Spannend fand ich folgende Erzählung von Lehrerin 4: Sie schilderte mir, dass sie eine Klasse vor kurzem etwas durcheinander gebracht hat, als sie ihnen ein Gedicht zeigte und dazu sagte: ‚So, das interpretieren wir einmal nicht. Das genießt nur einmal.’ Die SchülerInnen waren daraufhin vollkommen verzweifelt, weil sie es gewohnt sind, alles immer interpretieren und ‚zerlegen’ zu müssen. Lehrerin 4 findet es schrecklich, dass die SchülerInnen vor lauter Interpretationen und Analysen, die Schönheit von Sprache nicht mehr erkennen können.

Abschließend ist zur Arbeit der befragten Lehrerinnen mit Literatur zu sagen, dass fast alle Lehrerinnen nur die ersten Seiten eines Buches im Unterricht lesen.

Den Rest müssen die SchülerInnen dann aufgrund fehlender Unterrichtszeit zuhause lesen.
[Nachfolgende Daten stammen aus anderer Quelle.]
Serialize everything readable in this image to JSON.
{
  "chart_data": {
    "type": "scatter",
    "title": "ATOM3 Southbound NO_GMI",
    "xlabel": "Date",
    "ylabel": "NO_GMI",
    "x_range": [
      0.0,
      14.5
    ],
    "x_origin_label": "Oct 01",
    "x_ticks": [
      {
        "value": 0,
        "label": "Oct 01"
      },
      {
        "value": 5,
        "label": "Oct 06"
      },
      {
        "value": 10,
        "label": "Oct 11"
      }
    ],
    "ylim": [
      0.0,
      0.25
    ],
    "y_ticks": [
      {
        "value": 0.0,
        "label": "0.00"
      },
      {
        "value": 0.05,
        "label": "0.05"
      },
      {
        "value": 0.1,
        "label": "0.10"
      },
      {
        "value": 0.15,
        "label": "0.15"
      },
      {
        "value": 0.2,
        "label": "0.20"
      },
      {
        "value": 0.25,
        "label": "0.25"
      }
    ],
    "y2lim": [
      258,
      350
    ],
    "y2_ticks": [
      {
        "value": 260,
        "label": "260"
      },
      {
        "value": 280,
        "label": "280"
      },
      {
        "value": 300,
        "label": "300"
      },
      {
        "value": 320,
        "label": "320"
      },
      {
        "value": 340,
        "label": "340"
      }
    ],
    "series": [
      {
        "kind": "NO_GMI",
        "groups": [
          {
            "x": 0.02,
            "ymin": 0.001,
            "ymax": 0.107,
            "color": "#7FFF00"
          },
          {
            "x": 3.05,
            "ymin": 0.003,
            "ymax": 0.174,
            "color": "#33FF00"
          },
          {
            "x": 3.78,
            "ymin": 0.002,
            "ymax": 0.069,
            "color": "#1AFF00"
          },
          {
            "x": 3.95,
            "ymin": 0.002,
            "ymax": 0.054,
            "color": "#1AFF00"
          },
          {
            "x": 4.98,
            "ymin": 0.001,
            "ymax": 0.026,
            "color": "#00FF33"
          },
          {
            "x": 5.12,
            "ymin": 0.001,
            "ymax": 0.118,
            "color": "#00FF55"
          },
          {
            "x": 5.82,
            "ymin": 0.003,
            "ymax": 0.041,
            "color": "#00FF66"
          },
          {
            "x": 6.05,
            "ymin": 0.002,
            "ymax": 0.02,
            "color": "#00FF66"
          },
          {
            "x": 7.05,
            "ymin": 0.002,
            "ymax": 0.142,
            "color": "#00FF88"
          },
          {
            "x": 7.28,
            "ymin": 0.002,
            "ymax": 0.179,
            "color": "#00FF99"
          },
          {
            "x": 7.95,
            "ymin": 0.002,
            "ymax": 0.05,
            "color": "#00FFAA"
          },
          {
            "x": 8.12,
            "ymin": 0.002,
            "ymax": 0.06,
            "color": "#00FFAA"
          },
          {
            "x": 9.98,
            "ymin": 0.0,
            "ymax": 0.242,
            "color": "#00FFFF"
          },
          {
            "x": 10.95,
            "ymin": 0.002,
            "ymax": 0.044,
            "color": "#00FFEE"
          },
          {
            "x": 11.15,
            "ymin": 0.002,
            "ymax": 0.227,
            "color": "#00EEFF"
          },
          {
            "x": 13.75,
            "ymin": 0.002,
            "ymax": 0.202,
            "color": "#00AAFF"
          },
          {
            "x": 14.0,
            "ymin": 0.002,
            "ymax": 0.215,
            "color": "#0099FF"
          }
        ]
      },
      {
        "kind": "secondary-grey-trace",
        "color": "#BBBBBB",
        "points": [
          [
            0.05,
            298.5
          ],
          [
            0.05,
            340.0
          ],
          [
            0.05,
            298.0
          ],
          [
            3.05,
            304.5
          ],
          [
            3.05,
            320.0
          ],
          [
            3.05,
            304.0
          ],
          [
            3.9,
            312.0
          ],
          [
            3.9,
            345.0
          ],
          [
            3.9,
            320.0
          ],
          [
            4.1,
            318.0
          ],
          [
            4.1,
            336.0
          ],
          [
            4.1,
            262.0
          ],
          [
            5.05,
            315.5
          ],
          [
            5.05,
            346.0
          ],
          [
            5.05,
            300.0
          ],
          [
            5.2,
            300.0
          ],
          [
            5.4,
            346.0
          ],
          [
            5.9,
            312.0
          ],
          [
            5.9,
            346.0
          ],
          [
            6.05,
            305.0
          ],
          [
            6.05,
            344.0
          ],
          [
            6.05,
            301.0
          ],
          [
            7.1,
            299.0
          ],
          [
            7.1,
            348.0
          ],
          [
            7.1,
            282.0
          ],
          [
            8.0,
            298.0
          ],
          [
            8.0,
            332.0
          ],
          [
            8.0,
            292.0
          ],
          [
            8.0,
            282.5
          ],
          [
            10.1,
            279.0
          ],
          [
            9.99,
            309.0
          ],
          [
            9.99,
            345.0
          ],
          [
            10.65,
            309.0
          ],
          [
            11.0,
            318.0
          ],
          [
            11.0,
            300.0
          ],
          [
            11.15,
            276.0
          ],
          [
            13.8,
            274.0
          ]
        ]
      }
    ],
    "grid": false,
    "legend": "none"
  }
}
Nur eine Lehrerin liest manchmal sogar ganze Bücher im Unterricht, wenn sie mit dem restlichen Stoff schnell vorankommt. Die anschließende Arbeit zu einem Werk gestalten die Lehrerinnen sehr vielseitig, wobei sich alle über einen langen Zeitraum hinweg mit der gelesenen Klassenlektüre beschäftigen. Das Gestalten von

Portfolios, Buchpräsentationen oder andere kreative Aufgaben zu einem Werk sind besonders beliebt.